Par la grâce de la Muse

Éric NEIRYNCK, J’ai un pro­jet : devenir fou, Lamiroy, 2020, 123 p., 12 €, ISBN : 978–2‑87595–260‑8

J’ai un pro­jet : devenir fou, le dernier livre d’Éric Neirynck, fait référence à une cita­tion de Fiodor Dos­toïevs­ki, reprise par Bukows­ki et claquant comme la ban­nière de tant d’écrivains ou artistes rongés par une fièvre d’inadaptation sociale ver­tig­ineuse… Ces rares auteurs célébrés par le nar­ra­teur de ce court roman aux allures de provo­ca­tion ressem­blent plutôt au par­fait por­trait d’un auteur empêtré dans des illu­sions de lit­téra­ture et d’édition qui ont tou­jours été le véhicule des rêves avortés.

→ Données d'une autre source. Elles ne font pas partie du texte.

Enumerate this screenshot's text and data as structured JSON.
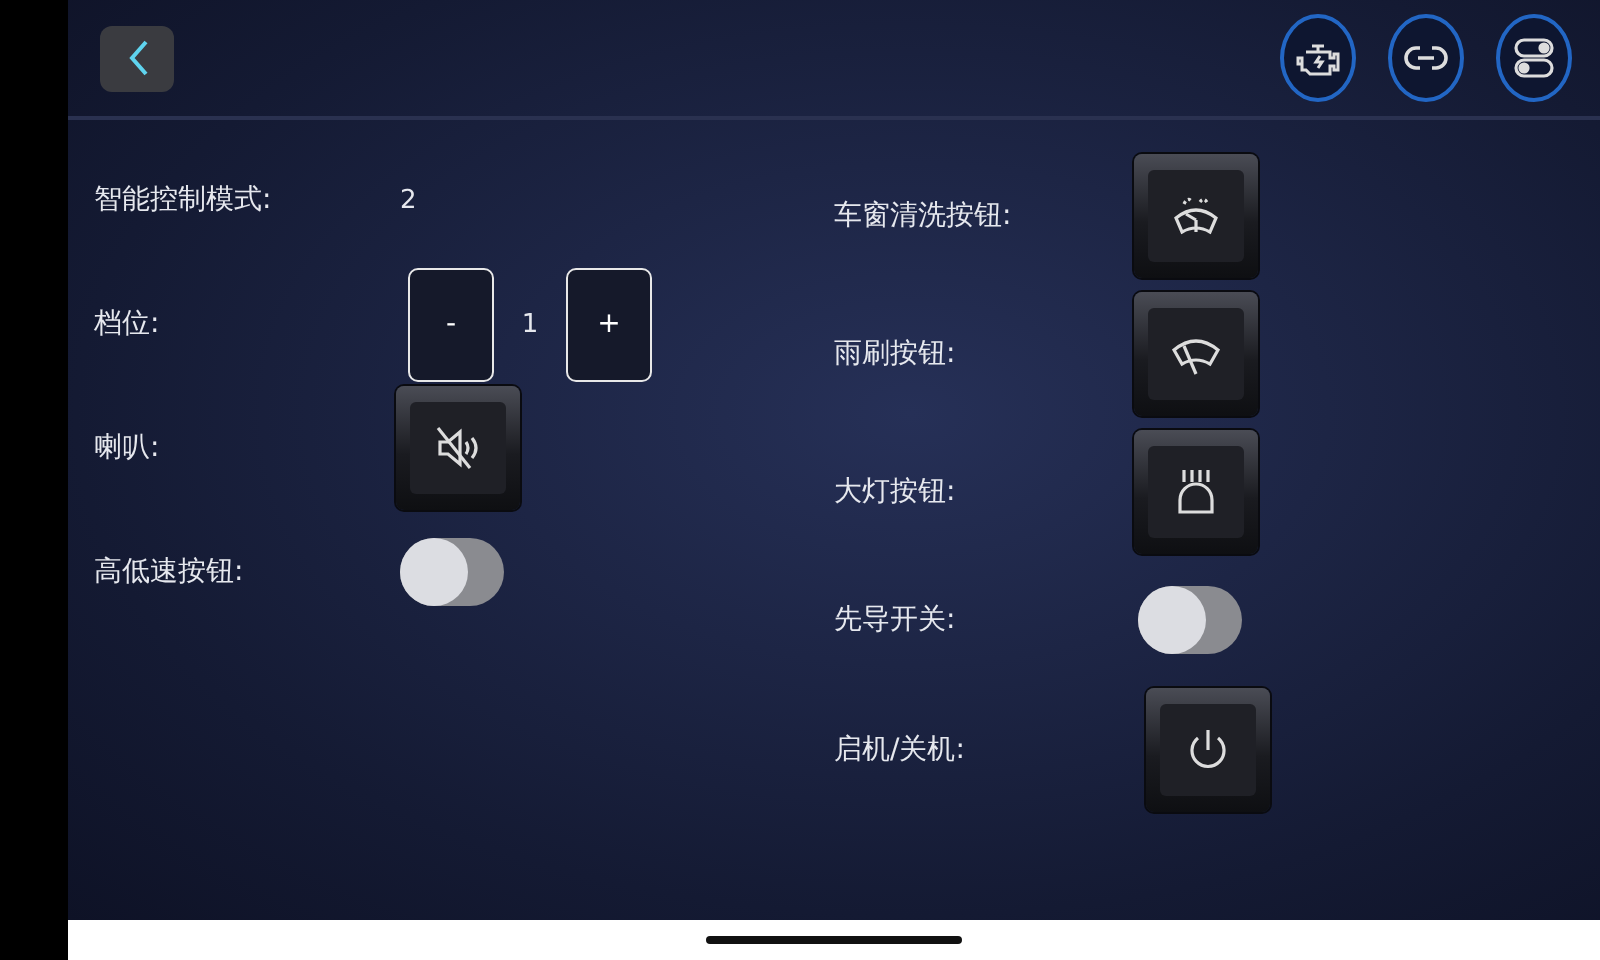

En ce sens, c’est le por­trait réus­si et vif d’une débâ­cle nor­mal­isée : du sexe mas­tur­ba­toire et des impré­ca­tions devant la forter­esse de la bour­geoisie édi­to­ri­ale (française en par­ti­c­uli­er). Éric Neirynck est poète, romanci­er, vit à Brux­elles et pra­tique une sorte de gouaille lit­téraire dans le tem­po du temps 2.0.

L’auteur, à tra­vers le jour­nal de son écrivain raté, s’amuse, bon­dit, vire­volte, ful­mine et nous pique tant son réc­it est lumineux : un homme « n’y arrive pas » et sa pos­ture d’écrivain mau­dit nous touche tant ce paresseux de la colère misog­y­ne et de l’invective plumi­tive se débat dans des arènes sans tau­reaux. Ce sont sou­vent des enragés sans enjeux si ce n’est leur cré­dulité et le vide les creuse jusqu’à cette fig­ure de l’homme ridicule qui s’agite sans œuvres et dans la rumi­na­tion de la frus­tra­tion.

Michel Leiris, dans L’âge d’homme, juste­ment, et dans sa pré­face sur la lit­téra­ture et la tau­ro­machie, en appelle à des pris­es de risque (l’expression  est fatiguée par trop d’abus) où l’écrivain, s’il ne se con­fronte au plus aigu et acéré morceau de soi, ne joue pas vrai­ment dans le cirque de la mort et de la vie. La lit­téra­ture a tou­jours tracé des lignes de démar­ca­tion que l’on recon­naît vite au cours de notre méti­er de lecteur… Neirynck nous emmène sur ce ter­rain miné des illu­sions décep­tives (le per­son­nage souf­fre d’une dépres­sion) et con­voque tant et tant d’échos, de fan­tômes errants dans la rage d’exister au cœur de cette étrange machine exis­ten­tielle que l’on nomme encore lit­téra­ture.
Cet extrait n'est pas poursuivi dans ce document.